A study by the University of Alabama suggests weight gain impairs our cognitive functioning even in those without dementia.
And brain scans taken of morbidly obese patients reveal older people who carry dangerous amounts of weight have higher levels of degradation of the brain cells.
However, whether this also occurs in younger patients is unclear.
Obesity has also been linked to a reduced attention span, as well as slower motor speed and information processing.
Older people are consistently found to be more affected, which may be due to cognitive function declining with age anyway.
And reduced cognitive functions may affect an obese person’s ability to lose weight.
Poor memory and functioning has also been linked to patients ‘slipping’ from their weight-loss programme after bariatric surgery.
Source: Psychology Today
This rise was mainly fueled by the eldest age group. Adolescents aged 12 to 17 saw a massive 27 percent increase in obesity rate from 2011 to 2020, jumping from 20.1 percent to 25.6 percent.
The shift was greatest between 2015 and 2016 to 2020 – increasing from 21.7 percent to 25.6 percent.
Obesity among children six to 11 was not quite as prevalent, but rates are also shockingly high.
Researchers found that 22.8 percent of children in the age group are clinically obese – up from 20.4 percent in 2015 and 2016.
Rates of obesity among children two to five years old are decreasing though, a potentially promising sign that America’s dietary crisis could soon be curbed.
The survey found that 12.9 percent of the youngest children in the study are obese- down from 13.9 percent four years earlier.
It is still an increase over the course of the decade, though, from 10.3 percent in 2011 and 2012.
Researchers are concerned by the findings, and write that more research needs to be done to identify what risk factors a child may have to becoming obese later in life.
The causes for the nation’s obesity crisis are multi-faceted though and are not attributed to just one factor alone.
A Pew Research study found that Americans are eating 23 percent more calories now than they were in previous decades.
This is combined with a more sedentary life style that many are living.

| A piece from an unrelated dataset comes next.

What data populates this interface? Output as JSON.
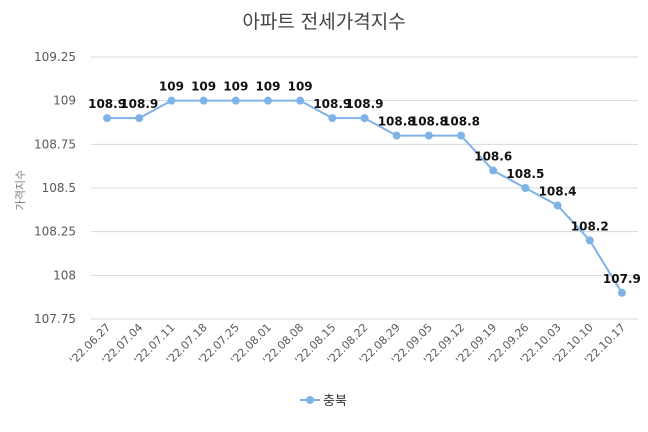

Children are less likely to get the recommended one hour of daily physical activity now than they were in previous years.
The pandemic likely exacerbated these issues. Children who stayed home from school were less likely to go and play outdoors where they would get more exercise.
They were also more likely to snack throughout the day, adding calories that they previously would not have in a more structured school environment.
While obese children still have time to shed weight and eventually live a healthy life, it does set them up for more health problems later down the line.
Many obese children are diagnosed with diabetes or prediabetes, the former is a lifelong condition that much be managed daily to live a healthy life.
They are also more likely to stay obese throughout the rest of their lives, setting them up for health problems down the line like diabetes, heart disease and high blood pressure among others.